The updated software, which will be available in 10 languages by the end of March, will include region-specific sales tax and shipping rules, customized product catalogs and localized payment methods and pricing, IBM said.
The new version of WebSphere will let companies manage pages written in multiple languages from a single e-commerce site, and will let users switch back and forth between different languages, according to Kevin Doyle, product marketing manager for IBM’s WebSphere Commerce Suite.
Data also will be displayed differently, depending on the user’s culture. Doyle said customers and buyers “will most likely have an expectation about how certain information should be displayed. A decimal point may be used for certain currencies and a comma for others.”
WebSphere also can display prices in multiple currencies, and companies can customize their applications to provide currency conversion dynamically or statically, IBM said.
This is not IBM’s first foray into the realm of multiculturalism. Earlier this month, the company unveiled its WebSphere Translation Server, which is available as a plug-in for the WebSphere Application Server. The Translation Server can convert Web pages, e-mail, text documents and chat transcripts into multiple languages in real-time.
The latest version of the WebSphere suite also offers enhanced features for mobile commerce — including notification messages, automatic content selection and customized shopping flow — that are tailored to individual devices.
Going After B2B
IBM said the software’s new features and functionality meet the needs of the three major markets for e-commerce — business-to-business (B2B), business-to-consumer (B2C) and e-marketplaces.
Big Blue said it is especially hoping to capture a large chunk of the B2B market.

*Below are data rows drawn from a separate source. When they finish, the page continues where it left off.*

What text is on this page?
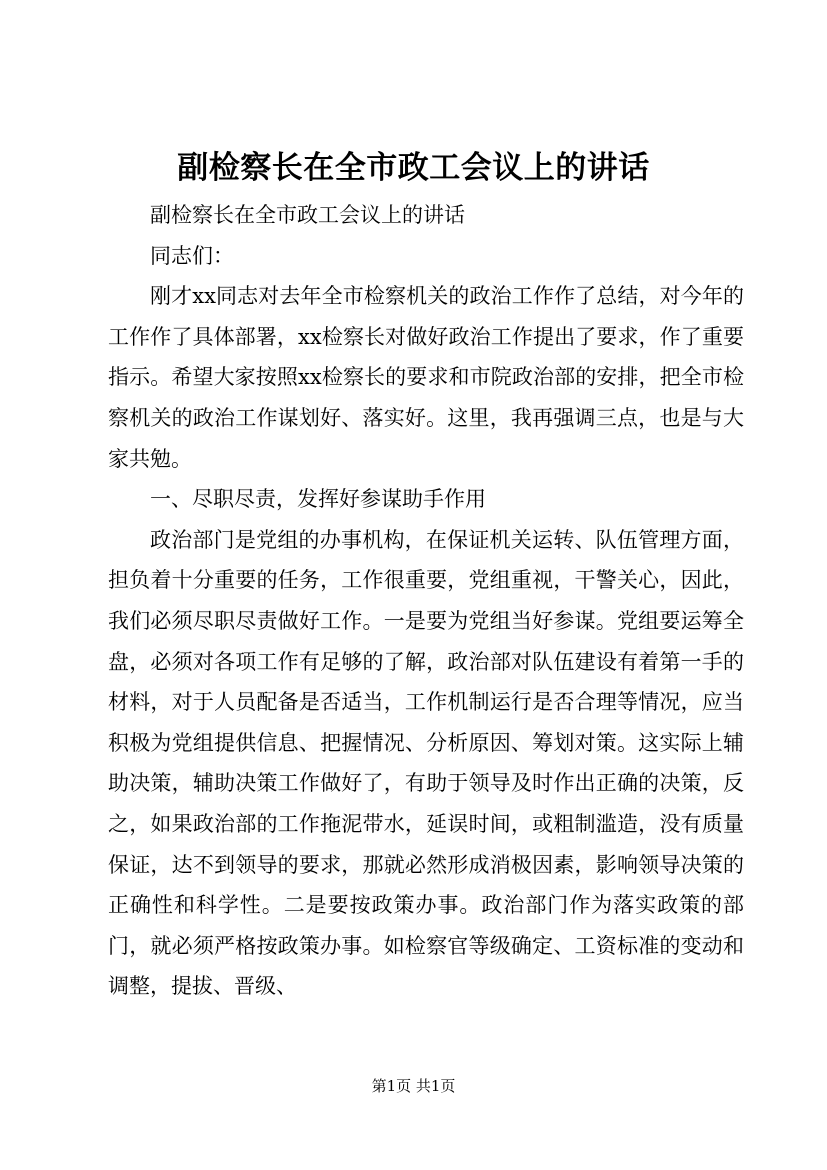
副检察长在全市政工会议上的讲话

副检察长在全市政工会议上的讲话

同志们：

刚才xx同志对去年全市检察机关的政治工作作了总结，对今年的工作作了具体部署，xx检察长对做好政治工作提出了要求，作了重要指示。希望大家按照xx检察长的要求和市院政治部的安排，把全市检察机关的政治工作谋划好、落实好。这里，我再强调三点，也是与大家共勉。

一、尽职尽责，发挥好参谋助手作用

政治部门是党组的办事机构，在保证机关运转、队伍管理方面，担负着十分重要的任务，工作很重要，党组重视，干警关心，因此，我们必须尽职尽责做好工作。一是要为党组当好参谋。党组要运筹全盘，必须对各项工作有足够的了解，政治部对队伍建设有着第一手的材料，对于人员配备是否适当，工作机制运行是否合理等情况，应当积极为党组提供信息、把握情况、分析原因、筹划对策。这实际上辅助决策，辅助决策工作做好了，有助于领导及时作出正确的决策，反之，如果政治部的工作拖泥带水，延误时间，或粗制滥造，没有质量保证，达不到领导的要求，那就必然形成消极因素，影响领导决策的正确性和科学性。二是要按政策办事。政治部门作为落实政策的部门，就必须严格按政策办事。如检察官等级确定、工资标准的变动和调整，提拔、晋级、

第1页 共1页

“For a B2B supplier, imagine the value of alerting your buyer or distributor — who’s on some kind of replenishment contract — that your stock levels are below what you expected,” Doyle said.
Not Cheap, But Crucial
Although IBM’s latest offering does not come cheap — the basic version costs US$9,000 per processor and the professional version costs $45,000 per processor — several recent reports have highlighted the importance of going global.
A study released earlier this month by Jupiter Research found that “even though only a quarter of the global Internet population will reside in the United States by 2005, only one third of American online businesses are targeting global markets.”
Another report issued in July by Forrester Research warned that U.S. companies will be left behind if they fail to recognize the global nature of the New Economy, particularly the need for multilingual Web sites.
Notably, Forrester predicted that by 2003, a set of Web-based globalization software and services would emerge and diminish reliance on traditional translation services offered by local companies.
Taking on Higher Education
In related news, IBM announced Tuesday that it was partnering with HigherMarkets, a provider of institutional e-commerce solutions, to deliver e-business solutions and services to the higher education market.
Under the terms of the preferred provider agreement, IBM consultants will work with colleges and universities to integrate San Francisco-based HigherMarkets’ e-procurement applications with existing systems. IBM also will provide training, process reengineering and systems integration services.